Wednesday, December 28, 2005

High Speed Scrapers Steal More Than Pages

The common thinking about scrapers is they just steal your content and make money off your hard work. However, the damages can be worse and more immediate if they overload your web server and stop other traffic from accessing your site while they scrape. Some of them are so aggressive it's practically a DOS (denial of service) attack until they get what they want.

The problem for dynamic database driven websites (like mine that I'm trying to protect) is they tend to need more CPU resources than the normal garden variety static web sites so a high speed scraper, and sometimes even a regular search engine bot, can easily overload a server's CPU. This can quickly escalate to the point that the web server is queued up with so many page requests that it is unable to respond to new requests and appears "offline" for seconds, minutes or even hours depending on just how aggressive a spider gets with it's page requests.

Worse case, it may crash your server altogether under the strain.

The net result is that sites like mine that survive on advertising revenue, such as Google AdSense, suffer total income loss during temporary bot induced service outages. Visitors that would normally be clicking on ads are sitting there waiting for pages that will never display. Therefore, these bots do more direct damage to your pocket than just bandwidth wasting and stealing content for their own sites as the monetary losses can be quite immediate and left unchecked potentially devastating.
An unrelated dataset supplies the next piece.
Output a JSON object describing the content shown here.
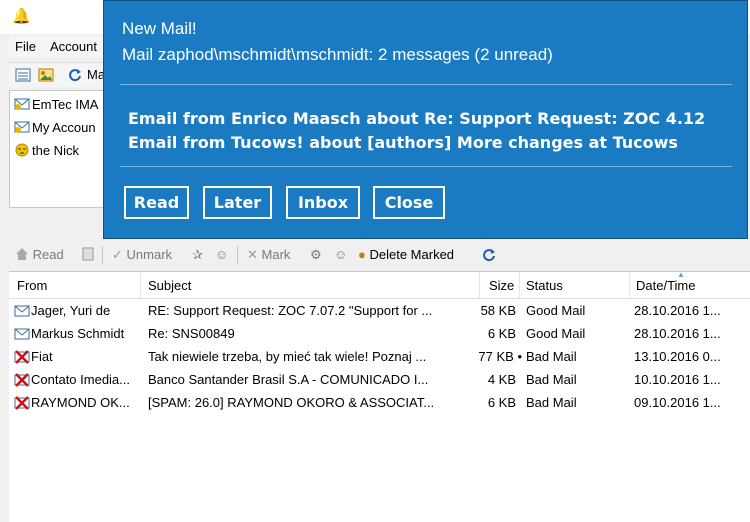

Prior to launching my new spider-trap/scraper blocker there were days where these scrapers had impacted the site income as much as 20%-30% in a single day. How this was possible is they were pummeling the server at night while nobody was watching and significant amounts of high income producing traffic coming from other time zones was lost.

This may be more of an issue to some webmasters than others but website scrapers, other than legitimate search engines, just need to be put out of business as they provide zero value and do nothing but steal.

Protect your site today with this nifty PHP scraper blocker Alex Kemp has written.

Many of you might find Alex's tool very useful to integrate into your web sites and stop copyright theft and income loss today.


baraqyal said...

Doesn't your webserver have some sort of DOS protection too? Or do the requests come from multiple IP addresses? 20-30% is pretty serious, I didn't realize it was that bad.

IncrediBILL said...

I think you missed the point that the request some so fast it's ALMOST like a DOS.

The requests don't have to come with nearly the volume of a DOS to overload a database driven web site, especially when you consider there are already a bunch of customers online as well.

Drop a couple of hundred requests in 2 seconds and it will take some time.

20% only happened a couple of times when some asian offloaders hammered the server over a period of several hours.

It's not a problem anymore as a handful of requests in a couple of seconds automatically blocks them.

Problem solved.

baraqyal said...

So if you block requests that are that quick, do you also end up blocking search engine spiders?

IncrediBILL said...

Nope, search engine spiders have a free pass built into the software.

It's actually a bit more complicated than that as I'm blocking fast scrapes, slow scrapes, etc.

I've some up with a set of profiling rules that seem to pretty accurately detect real visitors vs. robots but there is obviously a bit of fuzzy area.

Can't tell all the signals I'm looking at as the scrapers could adapt.

What I can tell you is BLOGS need to be redesigned because you just can stop someone scraping a single page once a day - piss poor design.

Maybe a white paper some day ;)

Reg Adkins said...

Hey Bill,
I've been getting some requests on scraper blockers in connection to a post I made "10 Tips for Utterly Destroying Your Blog..."

I'm referring folks to your "High Speed Scrapers" post. Are you planning an update or a follow up any time soon?

IncrediBILL said...

Reg, the whole blog is pretty much an update!

I'm just starting to sort it out with labels in the new blogger so it'll be easier to find all the scraper related posts.